Yale’s endowment posted the worst return in the Ivy League — but overall positive endowment performance in 2010 may restore credibility to the University’s untraditional investment model.

Endowments in American higher education returned 11.9 percent on average for the fiscal year ending June 30, 2010, according to a study of 850 college and universities released by the NACUBO-Commonfund Study of Endowments on Wednesday. The Yale endowment returned just 8.9 percent last year — lowest among the Ancient Eight, but a drastic improvement from fiscal year 2009, when the University’s endowment plunged a record 24.6 percent.

“The endowment is invested for the very long-term,” Provost Peter Salovey said in an e-mail Thursday. “So 10- or 20-year performance is what matters, much more so than one-year performance.”

The 11.9 percent average return seen by endowments nationwide reflects the economy’s gradual recovery from the financial crisis of fiscal year 2009, said John Griswold ’67, the executive director of the Commonfund Institute.
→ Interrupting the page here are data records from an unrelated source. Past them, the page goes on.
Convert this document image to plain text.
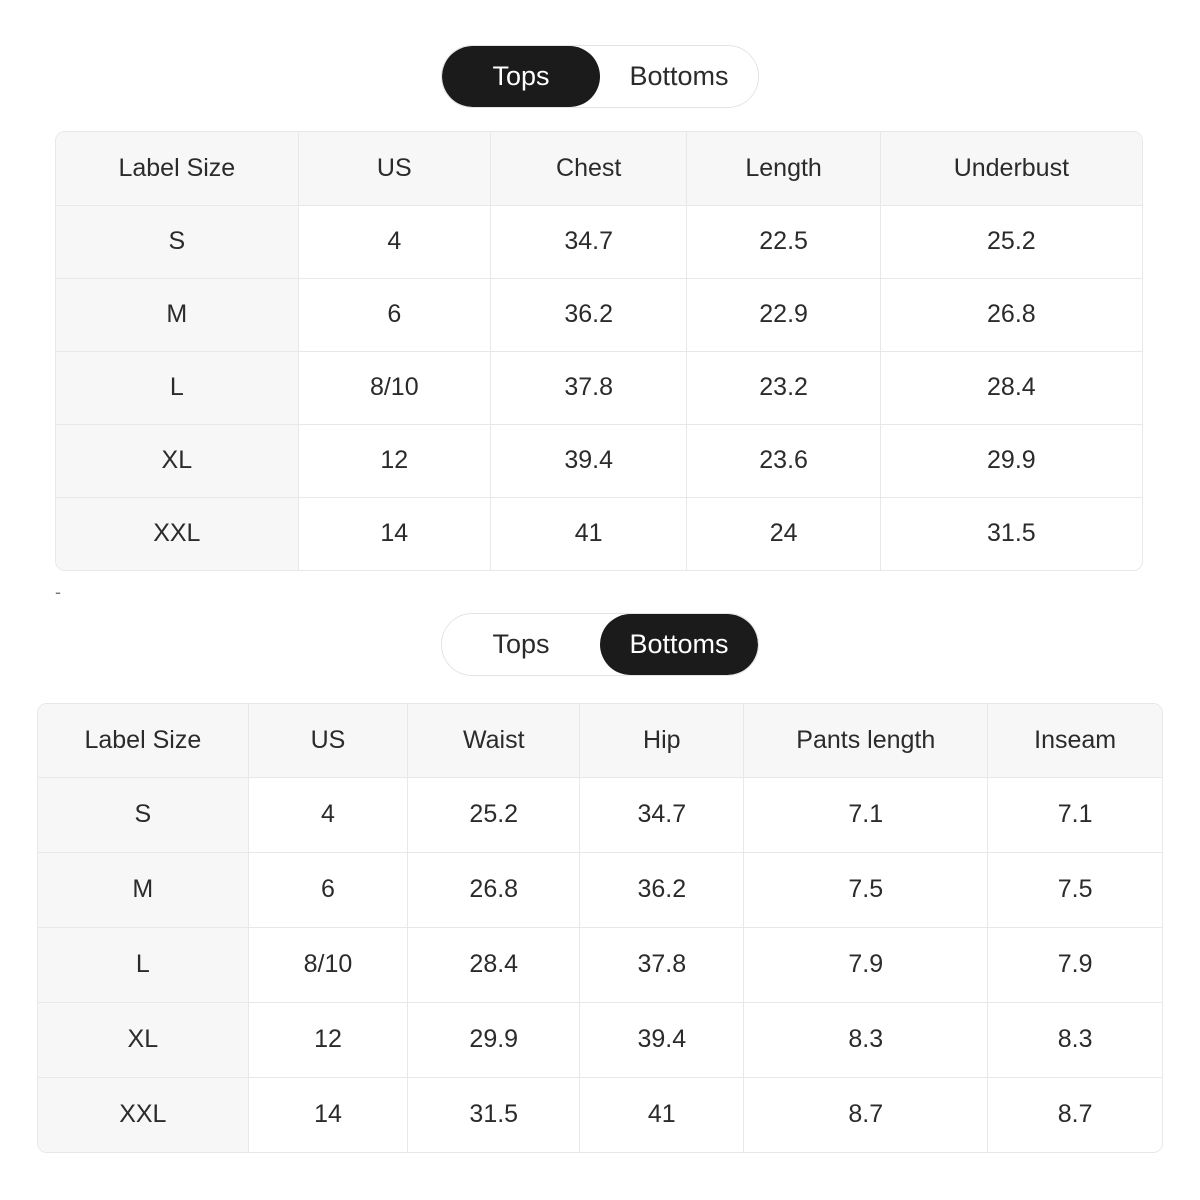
Tops	Bottoms
Label Size	US	Chest	Length	Underbust
S	4	34.7	22.5	25.2
M	6	36.2	22.9	26.8
L	8/10	37.8	23.2	28.4
XL	12	39.4	23.6	29.9
XXL	14	41	24	31.5
-
Tops	Bottoms
Label Size	US	Waist	Hip	Pants length	Inseam
S	4	25.2	34.7	7.1	7.1
M	6	26.8	36.2	7.5	7.5
L	8/10	28.4	37.8	7.9	7.9
XL	12	29.9	39.4	8.3	8.3
XXL	14	31.5	41	8.7	8.7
American educational endowments lost an average of 18.7 percent that year.

Griswold said positive double-digit returns from many college and university endowments are encouraging, but noted that short-term evaluations of investment performance are less important to higher educational instutions than longer-term studies.
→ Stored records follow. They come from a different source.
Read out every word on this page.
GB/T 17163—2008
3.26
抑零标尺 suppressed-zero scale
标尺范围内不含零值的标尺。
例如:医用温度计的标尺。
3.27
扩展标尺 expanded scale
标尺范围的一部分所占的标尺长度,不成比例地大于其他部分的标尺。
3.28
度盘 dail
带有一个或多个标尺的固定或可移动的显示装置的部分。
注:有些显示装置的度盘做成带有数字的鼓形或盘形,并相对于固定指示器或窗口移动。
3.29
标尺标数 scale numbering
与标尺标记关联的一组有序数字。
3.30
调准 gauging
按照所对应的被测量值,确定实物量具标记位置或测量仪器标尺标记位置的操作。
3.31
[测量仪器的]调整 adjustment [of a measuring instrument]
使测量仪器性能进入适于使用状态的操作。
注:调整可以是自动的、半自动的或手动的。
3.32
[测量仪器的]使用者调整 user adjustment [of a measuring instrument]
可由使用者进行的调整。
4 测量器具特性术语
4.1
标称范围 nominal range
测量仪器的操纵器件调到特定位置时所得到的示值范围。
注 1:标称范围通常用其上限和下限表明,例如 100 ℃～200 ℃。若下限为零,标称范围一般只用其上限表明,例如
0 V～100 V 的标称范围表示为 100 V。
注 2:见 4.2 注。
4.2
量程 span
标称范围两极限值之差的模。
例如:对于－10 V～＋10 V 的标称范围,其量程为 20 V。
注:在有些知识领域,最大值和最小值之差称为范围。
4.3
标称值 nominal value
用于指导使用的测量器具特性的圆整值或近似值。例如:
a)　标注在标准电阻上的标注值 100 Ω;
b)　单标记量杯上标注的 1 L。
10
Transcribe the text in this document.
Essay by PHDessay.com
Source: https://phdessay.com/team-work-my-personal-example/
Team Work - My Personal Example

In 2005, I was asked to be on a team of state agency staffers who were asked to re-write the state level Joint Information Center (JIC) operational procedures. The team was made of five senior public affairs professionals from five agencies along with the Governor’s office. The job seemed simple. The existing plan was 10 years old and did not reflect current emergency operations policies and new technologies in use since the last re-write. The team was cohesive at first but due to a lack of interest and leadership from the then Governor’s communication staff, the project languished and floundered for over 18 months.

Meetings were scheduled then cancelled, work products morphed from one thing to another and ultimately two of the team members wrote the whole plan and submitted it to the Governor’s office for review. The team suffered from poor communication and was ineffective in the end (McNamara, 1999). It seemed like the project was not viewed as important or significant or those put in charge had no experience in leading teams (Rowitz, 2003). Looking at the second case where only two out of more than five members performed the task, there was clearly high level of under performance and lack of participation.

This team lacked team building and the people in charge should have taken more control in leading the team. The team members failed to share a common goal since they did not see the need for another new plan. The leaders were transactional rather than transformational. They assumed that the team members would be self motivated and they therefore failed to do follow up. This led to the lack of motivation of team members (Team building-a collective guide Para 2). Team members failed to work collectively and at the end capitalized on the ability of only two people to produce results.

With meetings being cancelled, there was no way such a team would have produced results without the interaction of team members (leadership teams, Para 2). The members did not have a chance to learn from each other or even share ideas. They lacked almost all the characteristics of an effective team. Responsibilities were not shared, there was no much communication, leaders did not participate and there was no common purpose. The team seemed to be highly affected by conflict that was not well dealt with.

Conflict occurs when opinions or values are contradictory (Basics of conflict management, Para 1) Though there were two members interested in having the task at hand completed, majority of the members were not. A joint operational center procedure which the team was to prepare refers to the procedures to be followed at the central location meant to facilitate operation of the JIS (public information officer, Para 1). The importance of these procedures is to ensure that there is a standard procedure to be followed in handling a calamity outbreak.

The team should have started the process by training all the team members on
“The performance in every given year for a perpetual fund like Yale or any other university is of little consequence on a one- or even a three-year basis,” Griswold said. “The strategies Yale employs, like any university in the Ivy League, are focused on long term investments.”

In the short term, Yale’s own investment strategies came under fire as the economy worsened throughout 2008 and 2009.

Yale’s pioneering investment strategy, called the “Yale model” or “Swensen model” for creator David Swensen GRD ’80, Yale’s chief investment officer, relies heavily on alternative, illiquid assets such as private equity, venture capital, oil, gas and timber instead of United States stocks and bonds. The model helped Yale register major endowment gains of nearly 20 percent or more between 2004 and 2007 — but when Yale and other universities using the same investment tactics saw returns slow and then plummet in 2008–’09, the strategy was called into question.

Smaller endowments also posted greater returns than larger ones in fiscal year 2009, an atypical occurrence, Griswold said. But a return to “normal patterns of endowment behavior” in fiscal year 2010 — better performances from larger endowments — has reaffirmed the value of the Swensen model, he added.

“I think people have reassessed the Swensen model and decided there is still validity to it,” Griswold said, adding that there is not yet a better alternative to Swensen’s diversification-based investment strategy. “The model will survive and probably thrive.”

Swensen could not be reached for comment Thursday.

The average annual three-year return for colleges and universities was a 4.2 percent loss, the study reported. Five-year returns averaged 3 percent, and the 10-year average was slightly higher at 3.4 percent.

Columbia’s endowment performed the best in the Ivy League in the latest fiscal year, with 10.6 percent growth. Harvard’s 5.4 percent growth was the second-lowest among Ancient Eight schools, while Yale’s 2 percent increase marked the worst performance.

Yale’s endowment remains the second largest in higher education, valued at $16.7 billion.